For this reason, import duties on new passage vehicles, SUVs and other trucks will be increased to 35 per cent.
Launching the Automobile Bill, Trade Minister, Alan Kyeremanteng detailed the policy framework for the bill explaining that the move is to – in the long run – reduce the import of vehicles which amount to 85,000 each year costing over 1 billion dollars.
What this also means is that all investors venturing into the establishment of vehicle assembly plants will enjoy corporate tax holidays.
According to Mr Kyeremanteng, “The initial scope of the Ghana Automotive Development Policy is to provide the necessary framework to establish assembly and manufacturing capacity in Ghana. Fiscal incentives on new vehicles for registered assemblers will include a corporate tax holiday of 5 years for enhanced SKD Registered Assemblers”.
To this end, a stable tariff regime that ensures that at any point in time, the applicable duty and waivers are maintained at a total rate of 65 per cent differentiation in favour of locally assembled vehicles.
Tax on average vehicles
In the wake of the policy, the Trade Ministry has imposed a 35 per cent of import taxes on the importation of new and used vehicles.

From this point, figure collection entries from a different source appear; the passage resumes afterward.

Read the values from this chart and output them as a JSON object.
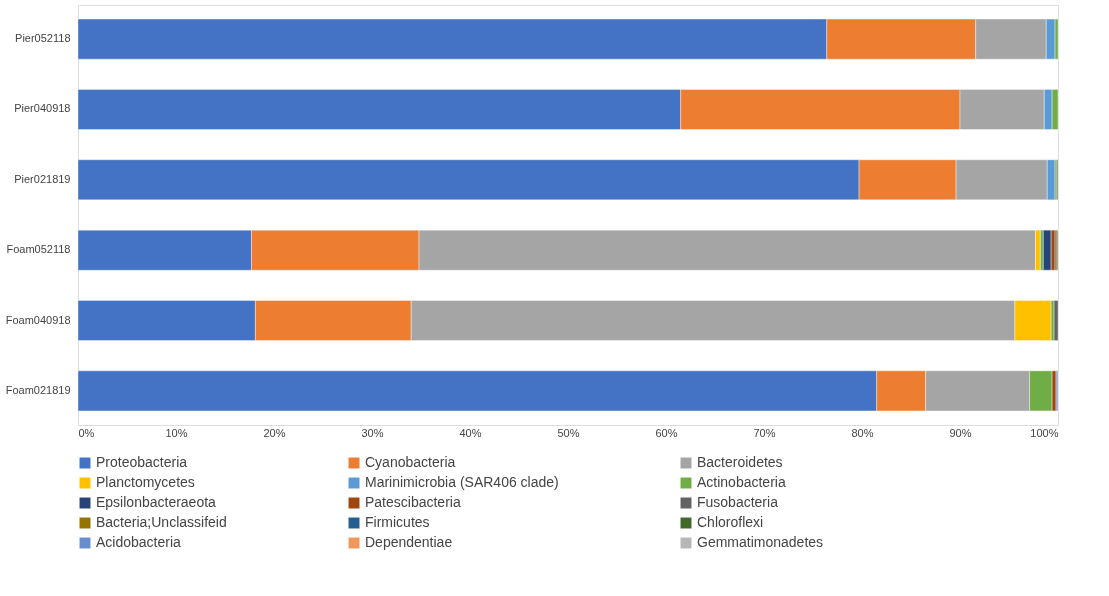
{
  "chart_data": {
    "type": "bar",
    "orientation": "horizontal",
    "stacked": true,
    "grid": false,
    "legend": "bottom",
    "categories": [
      "Pier052118",
      "Pier040918",
      "Pier021819",
      "Foam052118",
      "Foam040918",
      "Foam021819"
    ],
    "xlim": [
      0,
      100
    ],
    "xticks": [
      {
        "value": 0,
        "label": "0%"
      },
      {
        "value": 10,
        "label": "10%"
      },
      {
        "value": 20,
        "label": "20%"
      },
      {
        "value": 30,
        "label": "30%"
      },
      {
        "value": 40,
        "label": "40%"
      },
      {
        "value": 50,
        "label": "50%"
      },
      {
        "value": 60,
        "label": "60%"
      },
      {
        "value": 70,
        "label": "70%"
      },
      {
        "value": 80,
        "label": "80%"
      },
      {
        "value": 90,
        "label": "90%"
      },
      {
        "value": 100,
        "label": "100%"
      }
    ],
    "series": [
      {
        "name": "Proteobacteria",
        "color": "#4472c4",
        "values": [
          76.4,
          61.5,
          79.7,
          17.7,
          18.1,
          81.5
        ]
      },
      {
        "name": "Cyanobacteria",
        "color": "#ed7d31",
        "values": [
          15.2,
          28.5,
          9.9,
          17.1,
          15.9,
          5.0
        ]
      },
      {
        "name": "Bacteroidetes",
        "color": "#a5a5a5",
        "values": [
          7.2,
          8.6,
          9.3,
          62.9,
          61.6,
          10.6
        ]
      },
      {
        "name": "Planctomycetes",
        "color": "#ffc000",
        "values": [
          null,
          null,
          null,
          0.5,
          3.7,
          null
        ]
      },
      {
        "name": "Marinimicrobia (SAR406 clade)",
        "color": "#5b9bd5",
        "values": [
          0.9,
          0.8,
          0.8,
          null,
          null,
          null
        ]
      },
      {
        "name": "Actinobacteria",
        "color": "#70ad47",
        "values": [
          0.3,
          0.6,
          0.2,
          0.3,
          0.3,
          2.3
        ]
      },
      {
        "name": "Epsilonbacteraeota",
        "color": "#264478",
        "values": [
          null,
          null,
          null,
          0.8,
          null,
          null
        ]
      },
      {
        "name": "Patescibacteria",
        "color": "#9e480e",
        "values": [
          null,
          null,
          null,
          0.4,
          null,
          0.4
        ]
      },
      {
        "name": "Fusobacteria",
        "color": "#636363",
        "values": [
          null,
          null,
          0.1,
          0.2,
          0.4,
          0.1
        ]
      },
      {
        "name": "Bacteria;Unclassifeid",
        "color": "#997300",
        "values": [
          null,
          null,
          null,
          0.1,
          null,
          null
        ]
      },
      {
        "name": "Firmicutes",
        "color": "#255e91",
        "values": [
          null,
          null,
          null,
          null,
          null,
          null
        ]
      },
      {
        "name": "Chloroflexi",
        "color": "#43682b",
        "values": [
          null,
          null,
          null,
          null,
          null,
          null
        ]
      },
      {
        "name": "Acidobacteria",
        "color": "#698ed0",
        "values": [
          null,
          null,
          null,
          null,
          null,
          0.1
        ]
      },
      {
        "name": "Dependentiae",
        "color": "#f1975a",
        "values": [
          null,
          null,
          null,
          null,
          null,
          null
        ]
      },
      {
        "name": "Gemmatimonadetes",
        "color": "#b7b7b7",
        "values": [
          null,
          null,
          null,
          null,
          null,
          null
        ]
      }
    ]
  }
}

This tax imposition will affect overaged vehicles, Salvaged and Flooded Vehicles and new cars without destination certificate certifying that the vehicle is produced for the Ghana market.
Justifying the decision for tax rebates, Alan Kyeremanteng explained that the move is to encourage manufacturers to focus on producing longer runs of higher volume models locally while importing other lower-volume models at concessionary duty rates from the same Global OEM registered in the Auto Program.

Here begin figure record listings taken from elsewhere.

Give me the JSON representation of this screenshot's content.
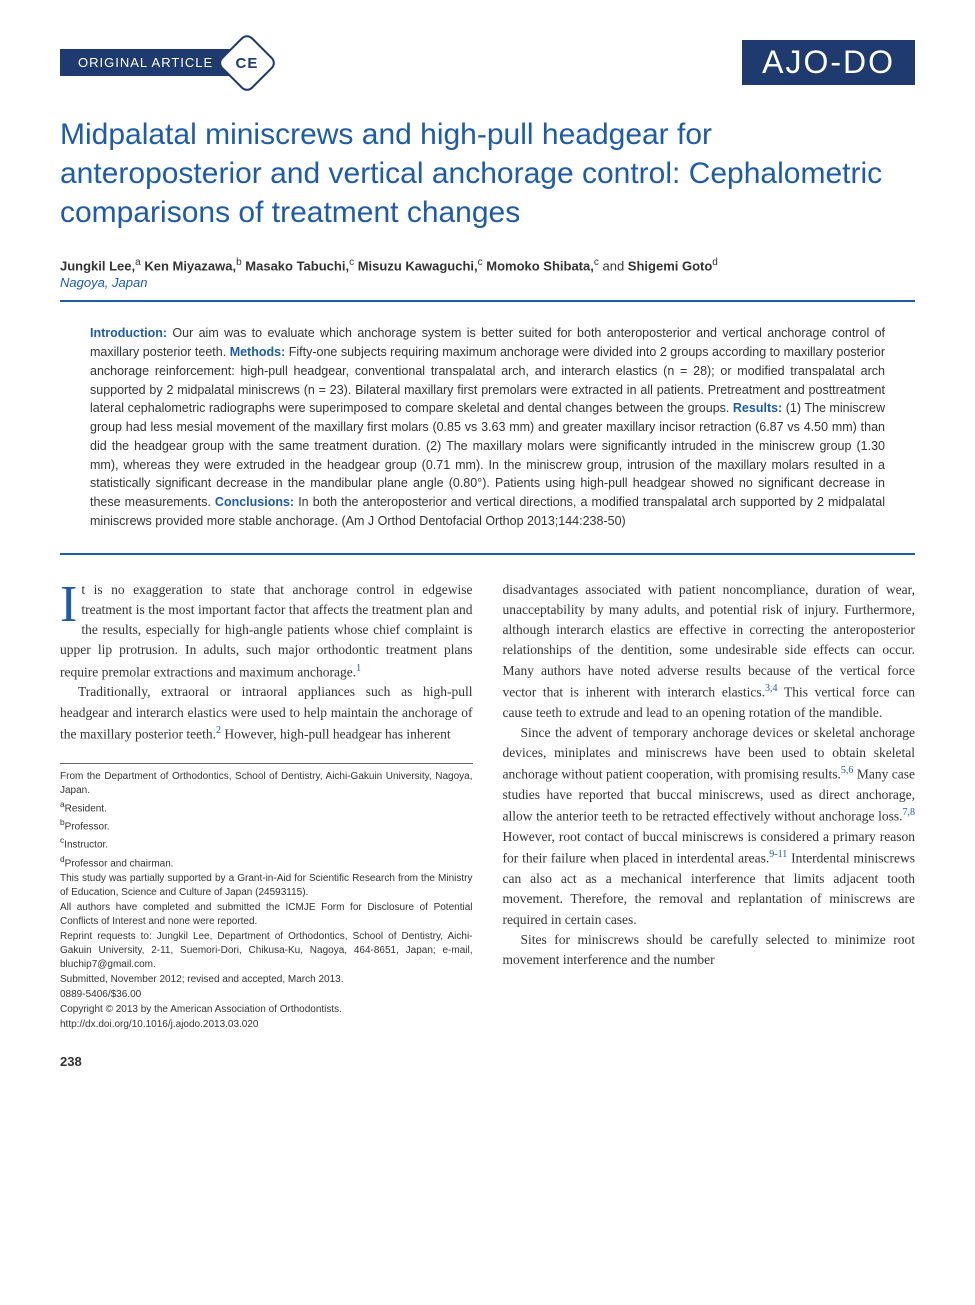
{
  "header": {
    "section_label": "ORIGINAL ARTICLE",
    "ce_badge": "CE",
    "journal_logo": "AJO-DO"
  },
  "title": "Midpalatal miniscrews and high-pull headgear for anteroposterior and vertical anchorage control: Cephalometric comparisons of treatment changes",
  "authors": [
    {
      "name": "Jungkil Lee,",
      "sup": "a"
    },
    {
      "name": "Ken Miyazawa,",
      "sup": "b"
    },
    {
      "name": "Masako Tabuchi,",
      "sup": "c"
    },
    {
      "name": "Misuzu Kawaguchi,",
      "sup": "c"
    },
    {
      "name": "Momoko Shibata,",
      "sup": "c"
    },
    {
      "name": "Shigemi Goto",
      "sup": "d"
    }
  ],
  "authors_joiner": " and ",
  "location": "Nagoya, Japan",
  "abstract": {
    "intro_label": "Introduction:",
    "intro": " Our aim was to evaluate which anchorage system is better suited for both anteroposterior and vertical anchorage control of maxillary posterior teeth. ",
    "methods_label": "Methods:",
    "methods": " Fifty-one subjects requiring maximum anchorage were divided into 2 groups according to maxillary posterior anchorage reinforcement: high-pull headgear, conventional transpalatal arch, and interarch elastics (n = 28); or modified transpalatal arch supported by 2 midpalatal miniscrews (n = 23). Bilateral maxillary first premolars were extracted in all patients. Pretreatment and posttreatment lateral cephalometric radiographs were superimposed to compare skeletal and dental changes between the groups. ",
    "results_label": "Results:",
    "results": " (1) The miniscrew group had less mesial movement of the maxillary first molars (0.85 vs 3.63 mm) and greater maxillary incisor retraction (6.87 vs 4.50 mm) than did the headgear group with the same treatment duration. (2) The maxillary molars were significantly intruded in the miniscrew group (1.30 mm), whereas they were extruded in the headgear group (0.71 mm). In the miniscrew group, intrusion of the maxillary molars resulted in a statistically significant decrease in the mandibular plane angle (0.80°). Patients using high-pull headgear showed no significant decrease in these measurements. ",
    "conclusions_label": "Conclusions:",
    "conclusions": " In both the anteroposterior and vertical directions, a modified transpalatal arch supported by 2 midpalatal miniscrews provided more stable anchorage. (Am J Orthod Dentofacial Orthop 2013;144:238-50)"
  },
  "body": {
    "col1": {
      "p1_dropcap": "I",
      "p1": "t is no exaggeration to state that anchorage control in edgewise treatment is the most important factor that affects the treatment plan and the results, especially for high-angle patients whose chief complaint is upper lip protrusion. In adults, such major orthodontic treatment plans require premolar extractions and maximum anchorage.",
      "p1_ref": "1",
      "p2": "Traditionally, extraoral or intraoral appliances such as high-pull headgear and interarch elastics were used to help maintain the anchorage of the maxillary posterior teeth.",
      "p2_ref": "2",
      "p2_cont": " However, high-pull headgear has inherent"
    },
    "col2": {
      "p1": "disadvantages associated with patient noncompliance, duration of wear, unacceptability by many adults, and potential risk of injury. Furthermore, although interarch elastics are effective in correcting the anteroposterior relationships of the dentition, some undesirable side effects can occur. Many authors have noted adverse results because of the vertical force vector that is inherent with interarch elastics.",
      "p1_ref": "3,4",
      "p1_cont": " This vertical force can cause teeth to extrude and lead to an opening rotation of the mandible.",
      "p2": "Since the advent of temporary anchorage devices or skeletal anchorage devices, miniplates and miniscrews have been used to obtain skeletal anchorage without patient cooperation, with promising results.",
      "p2_ref": "5,6",
      "p2_cont": " Many case studies have reported that buccal miniscrews, used as direct anchorage, allow the anterior teeth to be retracted effectively without anchorage loss.",
      "p2_ref2": "7,8",
      "p2_cont2": " However, root contact of buccal miniscrews is considered a primary reason for their failure when placed in interdental areas.",
      "p2_ref3": "9-11",
      "p2_cont3": " Interdental miniscrews can also act as a mechanical interference that limits adjacent tooth movement. Therefore, the removal and replantation of miniscrews are required in certain cases.",
      "p3": "Sites for miniscrews should be carefully selected to minimize root movement interference and the number"
    }
  },
  "footnotes": {
    "from": "From the Department of Orthodontics, School of Dentistry, Aichi-Gakuin University, Nagoya, Japan.",
    "a": "Resident.",
    "b": "Professor.",
    "c": "Instructor.",
    "d": "Professor and chairman.",
    "funding": "This study was partially supported by a Grant-in-Aid for Scientific Research from the Ministry of Education, Science and Culture of Japan (24593115).",
    "coi": "All authors have completed and submitted the ICMJE Form for Disclosure of Potential Conflicts of Interest and none were reported.",
    "reprint": "Reprint requests to: Jungkil Lee, Department of Orthodontics, School of Dentistry, Aichi-Gakuin University, 2-11, Suemori-Dori, Chikusa-Ku, Nagoya, 464-8651, Japan; e-mail, bluchip7@gmail.com.",
    "submitted": "Submitted, November 2012; revised and accepted, March 2013.",
    "issn": "0889-5406/$36.00",
    "copyright": "Copyright © 2013 by the American Association of Orthodontists.",
    "doi": "http://dx.doi.org/10.1016/j.ajodo.2013.03.020"
  },
  "page_number": "238",
  "colors": {
    "brand_blue": "#1e5ba8",
    "dark_blue": "#1e3a6f",
    "text": "#333333",
    "background": "#ffffff"
  },
  "typography": {
    "title_fontsize": 30,
    "body_fontsize": 13.5,
    "abstract_fontsize": 12.5,
    "footnote_fontsize": 10,
    "dropcap_fontsize": 52
  }
}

Speaking to JoyBusiness, General Manager for Kantanka Vehicles, Francis Kudjorjie explained that the policy will “increase the production of vehicles and set Kantanka on the edge of becoming a market leader in Ghana”.
According to him, the company sees this automobile policy as a game-changer for a local car assembly firm like Kantanka.
Meanwhile, the government has established an auto desk at the Ministry of Trade and Industry for the registration of auto assemblers and component manufacturers. Also, an inter-ministerial facilitation team composed of ministers in key sectors for the implementation of the policy has been set up.